To prepare the bacterial-propulsion units, the team used a strain of the fast-crawling bacterium Mycoplasma mobile that was genetically engineered to crawl only on a carpet of certain proteins, including one called fetuin. The researchers laid down fetuin within the circular groove and coated the rotor with a protein called streptavidin.
The scientists then coated the micrometer-long, pear-shaped bacteria with a solution containing biotin, a vitamin that readily binds to streptavidin.
The team released the treated bacteria into the grooves in a way that sent them mostly in one direction around the circle. As the microbes passed each of a rotor’s supporting ridges, their biotin-treated cell membranes clung to the streptavidin coating, causing tugs on the tabs and thereby turning the rotor.
Slow and weak, the rotors circle at about twice the speed of the second hand on a watch and generate only a ten-thousandth as much torque as typical electrically powered micromachines do. By using more bacteria, the scientists could boost the torque 100-fold, Hiratsuka predicts.
In earlier work, many specialists in biologically inspired micromotors—including Uyeda’s group—used components of cells, such as filaments called microtubules (SN: 10/27/01, p. 268: Available to subscribers at Natural micromachines get the points), to devise microscale systems that transport objects.

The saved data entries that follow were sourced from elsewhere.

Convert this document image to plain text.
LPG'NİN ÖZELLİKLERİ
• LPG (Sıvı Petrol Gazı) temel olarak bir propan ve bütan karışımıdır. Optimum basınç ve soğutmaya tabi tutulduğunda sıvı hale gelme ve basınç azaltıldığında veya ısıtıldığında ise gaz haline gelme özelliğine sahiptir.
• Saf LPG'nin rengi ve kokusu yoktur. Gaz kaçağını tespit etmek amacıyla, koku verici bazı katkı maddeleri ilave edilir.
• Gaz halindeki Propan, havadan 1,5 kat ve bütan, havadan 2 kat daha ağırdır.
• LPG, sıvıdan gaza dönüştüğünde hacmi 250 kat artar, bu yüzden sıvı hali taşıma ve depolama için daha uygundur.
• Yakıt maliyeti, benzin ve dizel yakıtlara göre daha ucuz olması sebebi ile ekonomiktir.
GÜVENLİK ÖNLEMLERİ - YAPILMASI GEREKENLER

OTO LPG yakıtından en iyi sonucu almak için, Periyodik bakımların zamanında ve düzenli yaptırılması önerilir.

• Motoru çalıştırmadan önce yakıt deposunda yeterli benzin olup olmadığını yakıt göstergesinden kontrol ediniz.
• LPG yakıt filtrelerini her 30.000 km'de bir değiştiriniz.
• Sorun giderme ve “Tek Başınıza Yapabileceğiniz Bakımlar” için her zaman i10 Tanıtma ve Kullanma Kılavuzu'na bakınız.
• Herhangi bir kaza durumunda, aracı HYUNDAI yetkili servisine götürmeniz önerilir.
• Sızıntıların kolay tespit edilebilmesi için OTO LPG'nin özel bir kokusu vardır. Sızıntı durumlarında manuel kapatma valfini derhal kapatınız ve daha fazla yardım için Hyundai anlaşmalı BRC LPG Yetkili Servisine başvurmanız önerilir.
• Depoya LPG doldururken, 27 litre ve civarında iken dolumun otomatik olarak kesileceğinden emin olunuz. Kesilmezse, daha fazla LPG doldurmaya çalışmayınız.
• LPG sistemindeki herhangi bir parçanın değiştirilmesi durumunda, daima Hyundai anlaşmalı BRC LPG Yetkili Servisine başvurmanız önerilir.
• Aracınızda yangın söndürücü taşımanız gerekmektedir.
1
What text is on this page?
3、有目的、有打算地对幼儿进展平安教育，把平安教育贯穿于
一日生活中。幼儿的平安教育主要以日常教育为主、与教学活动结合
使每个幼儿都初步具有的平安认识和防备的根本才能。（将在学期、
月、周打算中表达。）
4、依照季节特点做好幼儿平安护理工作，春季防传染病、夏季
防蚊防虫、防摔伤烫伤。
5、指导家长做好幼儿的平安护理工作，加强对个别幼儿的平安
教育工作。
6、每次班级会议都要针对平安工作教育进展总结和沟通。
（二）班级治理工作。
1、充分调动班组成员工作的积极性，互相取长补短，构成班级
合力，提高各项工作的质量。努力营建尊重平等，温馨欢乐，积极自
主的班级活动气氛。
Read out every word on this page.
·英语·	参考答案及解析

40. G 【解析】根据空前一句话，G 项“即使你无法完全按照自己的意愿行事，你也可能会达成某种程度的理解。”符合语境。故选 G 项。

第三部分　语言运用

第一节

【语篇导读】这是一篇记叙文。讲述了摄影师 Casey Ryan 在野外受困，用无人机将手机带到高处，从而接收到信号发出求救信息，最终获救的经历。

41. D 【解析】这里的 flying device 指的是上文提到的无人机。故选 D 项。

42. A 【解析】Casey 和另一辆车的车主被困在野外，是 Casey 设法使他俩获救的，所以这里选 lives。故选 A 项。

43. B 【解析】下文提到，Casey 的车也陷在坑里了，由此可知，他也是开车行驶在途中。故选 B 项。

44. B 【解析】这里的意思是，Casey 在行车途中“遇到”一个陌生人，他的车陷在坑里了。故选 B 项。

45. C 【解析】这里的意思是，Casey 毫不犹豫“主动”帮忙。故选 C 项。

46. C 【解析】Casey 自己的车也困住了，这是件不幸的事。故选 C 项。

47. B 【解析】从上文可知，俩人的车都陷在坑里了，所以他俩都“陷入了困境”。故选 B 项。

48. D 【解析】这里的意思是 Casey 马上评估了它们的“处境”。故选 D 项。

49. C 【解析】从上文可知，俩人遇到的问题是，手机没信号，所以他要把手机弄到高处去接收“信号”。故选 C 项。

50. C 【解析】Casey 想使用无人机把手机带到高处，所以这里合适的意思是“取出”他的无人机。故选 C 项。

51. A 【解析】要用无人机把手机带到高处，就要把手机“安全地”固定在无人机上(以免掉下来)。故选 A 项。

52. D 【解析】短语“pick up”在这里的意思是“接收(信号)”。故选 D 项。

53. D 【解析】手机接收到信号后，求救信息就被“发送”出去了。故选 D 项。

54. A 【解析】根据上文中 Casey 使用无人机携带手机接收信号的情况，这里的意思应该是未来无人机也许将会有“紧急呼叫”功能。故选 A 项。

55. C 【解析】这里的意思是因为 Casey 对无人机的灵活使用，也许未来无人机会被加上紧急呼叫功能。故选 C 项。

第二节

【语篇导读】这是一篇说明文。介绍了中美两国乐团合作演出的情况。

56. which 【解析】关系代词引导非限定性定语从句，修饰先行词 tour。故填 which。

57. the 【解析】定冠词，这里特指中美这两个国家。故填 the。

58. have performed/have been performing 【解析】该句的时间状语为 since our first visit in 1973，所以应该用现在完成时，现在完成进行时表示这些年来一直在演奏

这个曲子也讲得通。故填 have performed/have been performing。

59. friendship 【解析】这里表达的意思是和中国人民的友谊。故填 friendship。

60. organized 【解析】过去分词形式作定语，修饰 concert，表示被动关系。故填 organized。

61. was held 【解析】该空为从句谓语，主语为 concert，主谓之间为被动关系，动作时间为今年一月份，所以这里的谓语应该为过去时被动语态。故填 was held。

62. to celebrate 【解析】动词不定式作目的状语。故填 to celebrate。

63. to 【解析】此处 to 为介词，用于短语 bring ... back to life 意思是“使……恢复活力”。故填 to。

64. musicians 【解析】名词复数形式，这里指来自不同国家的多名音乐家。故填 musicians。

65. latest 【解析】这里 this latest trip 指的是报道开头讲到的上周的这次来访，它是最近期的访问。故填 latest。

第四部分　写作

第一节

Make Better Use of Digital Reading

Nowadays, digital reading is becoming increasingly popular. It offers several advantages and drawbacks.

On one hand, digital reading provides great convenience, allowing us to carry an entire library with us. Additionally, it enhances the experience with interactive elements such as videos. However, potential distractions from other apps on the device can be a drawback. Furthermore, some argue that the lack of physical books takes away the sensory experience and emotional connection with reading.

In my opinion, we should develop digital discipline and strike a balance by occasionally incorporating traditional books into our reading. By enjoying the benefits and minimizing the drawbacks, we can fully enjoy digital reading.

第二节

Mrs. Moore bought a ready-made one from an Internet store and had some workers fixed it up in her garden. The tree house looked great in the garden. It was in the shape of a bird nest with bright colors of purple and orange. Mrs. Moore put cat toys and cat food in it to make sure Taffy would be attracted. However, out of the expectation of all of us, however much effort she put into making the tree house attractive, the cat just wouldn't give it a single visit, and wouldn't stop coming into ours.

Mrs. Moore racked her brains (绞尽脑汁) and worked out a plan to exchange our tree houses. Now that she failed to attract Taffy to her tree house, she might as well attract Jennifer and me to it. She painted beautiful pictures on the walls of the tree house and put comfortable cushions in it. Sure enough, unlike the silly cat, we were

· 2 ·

Other teams have also used complete, living microbial cells to drag tiny loads (SN: 8/20/05, p. 117: Bitty Beasts of Burden: Algae can carry cargo) or to move fluids.
By using whole microbes as machine components, the Japanese team “adds a new direction to our field,” comments biomolecular-motor specialist Henry Hess of the University of Florida in Gainesville.
“The micromotor system points the way to self-sustaining and self-repairing machines, since the active units … can multiply and replace each other,” he adds. “Living machines rock!”